Daniel Lenz bringt es auf den Punkt. Die Zukunft kann ja nicht eine weitere Kopie eines Web 1.0 Konzeptes sein. Wer traditionelle Geschäftsmodell im Netz einfach nur abbildet, kann damit auf Sicht nicht gewinnen, denn das tut Amazon ja schon am besten.

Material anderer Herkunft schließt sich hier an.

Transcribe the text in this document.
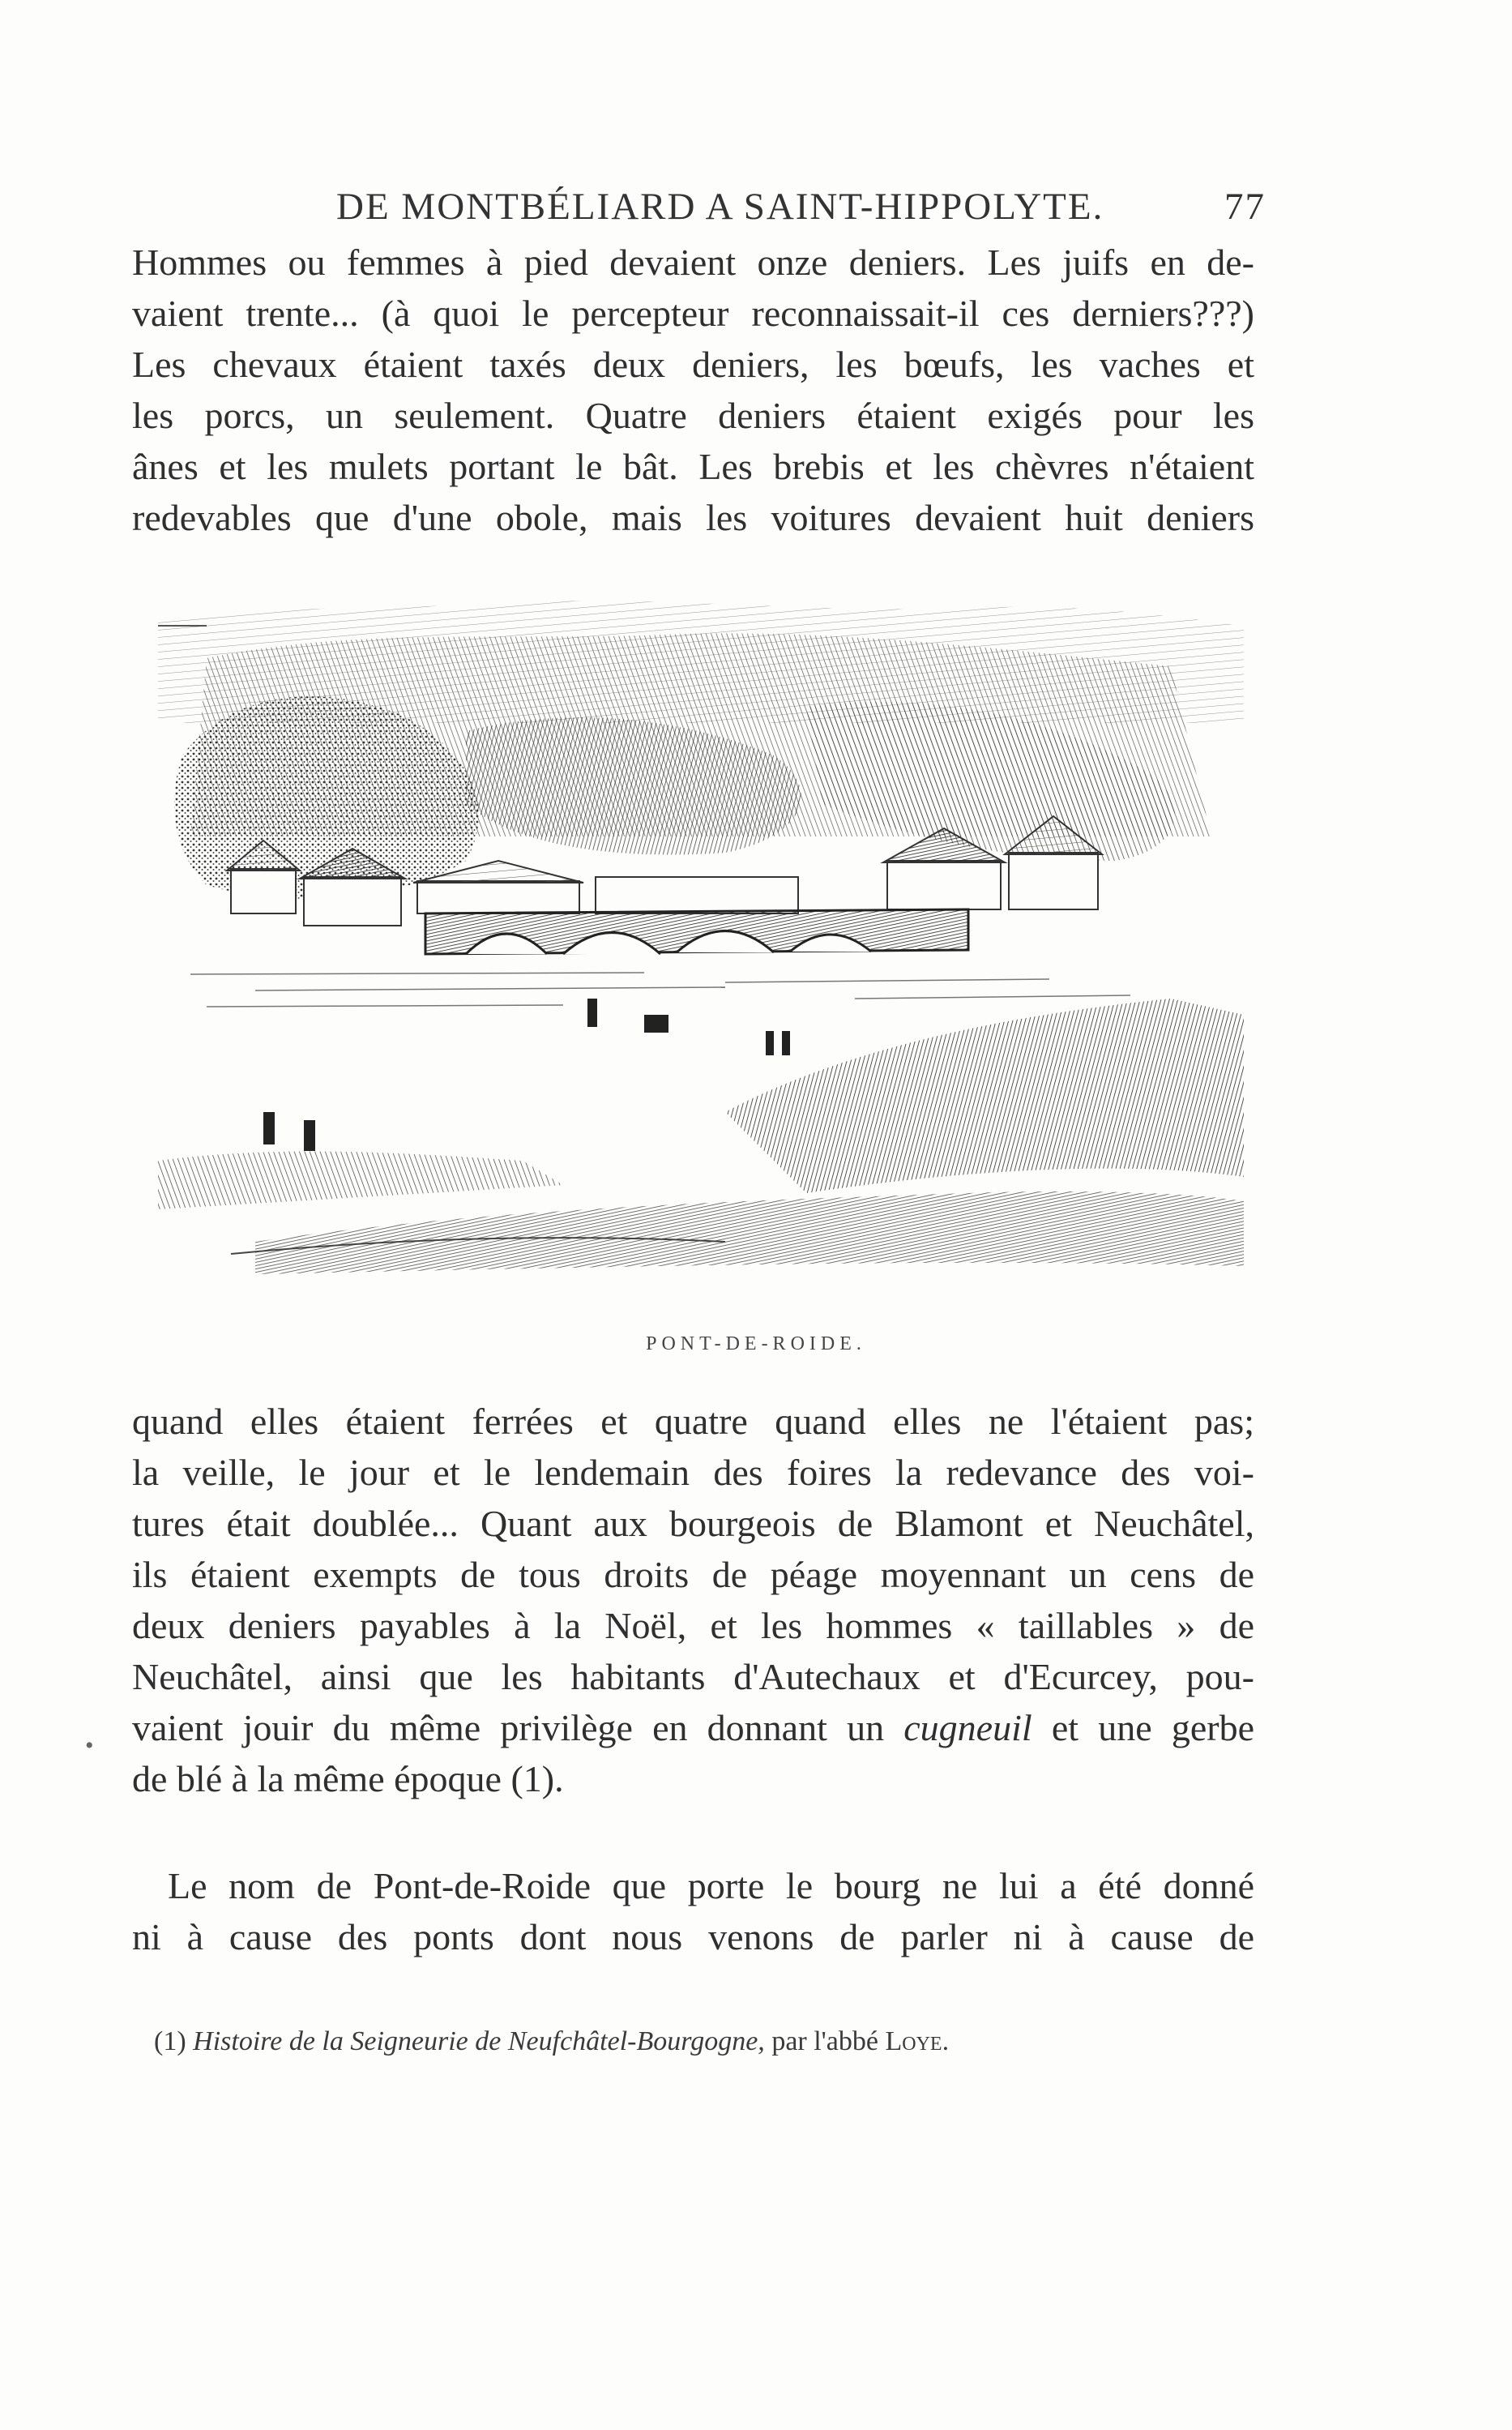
DE MONTBÉLIARD A SAINT-HIPPOLYTE.	77
Hommes ou femmes à pied devaient onze deniers. Les juifs en de-
vaient trente... (à quoi le percepteur reconnaissait-il ces derniers???)
Les chevaux étaient taxés deux deniers, les bœufs, les vaches et
les porcs, un seulement. Quatre deniers étaient exigés pour les
ânes et les mulets portant le bât. Les brebis et les chèvres n'étaient
redevables que d'une obole, mais les voitures devaient huit deniers
PONT-DE-ROIDE.
quand elles étaient ferrées et quatre quand elles ne l'étaient pas;
la veille, le jour et le lendemain des foires la redevance des voi-
tures était doublée... Quant aux bourgeois de Blamont et Neuchâtel,
ils étaient exempts de tous droits de péage moyennant un cens de
deux deniers payables à la Noël, et les hommes « taillables » de
Neuchâtel, ainsi que les habitants d'Autechaux et d'Ecurcey, pou-
vaient jouir du même privilège en donnant un cugneuil et une gerbe
de blé à la même époque (1).
•
Le nom de Pont-de-Roide que porte le bourg ne lui a été donné
ni à cause des ponts dont nous venons de parler ni à cause de
(1) Histoire de la Seigneurie de Neufchâtel-Bourgogne, par l'abbé Loye.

Die Zukunft liegt für mich in „flüssigeren“, besser kuratierten und individualisierten Konzepten. Im mobilen Netz sind die Produkte ja nicht im „Laden“ sondern im digitalen Leben. Statt „Multichannel“ gilt eher „Everywhere“ …
Unter http://www.augsburgwiki.de/index.php/AugsburgWiki/GeschichteDerVerlagsgruppeWeltbildGmbH kann man nachlesen, welche Voraussetzungen Weltbild hat, ›Orientierung‹ zu schaffen.
Und zu den strategischen Einsichten kann man 2009 nach zahlreichen Entlassungen lesen: »Man will das Sortiment umstellen, so dass weniger Beratung nötig ist. Selbstbedienung soll das Motto sein. Die Zunahme des Internethandels zwinge zur Restrukturierung. Dazu komme die Wirtschaftskrise.«
2000 100 Millionen für ein Logistikzentrum, 2012 noch einmal ›Millionen‹ für ein ›vollautomatisches Kistenlager‹.
Sämtlich offenbar Investitionen in die digitale Zukunft, in der Umbau dann doch so buchstabiert wird A B B A U, weil man scheinbar keine Zeit fand, digitale Zukunft aufzubauen.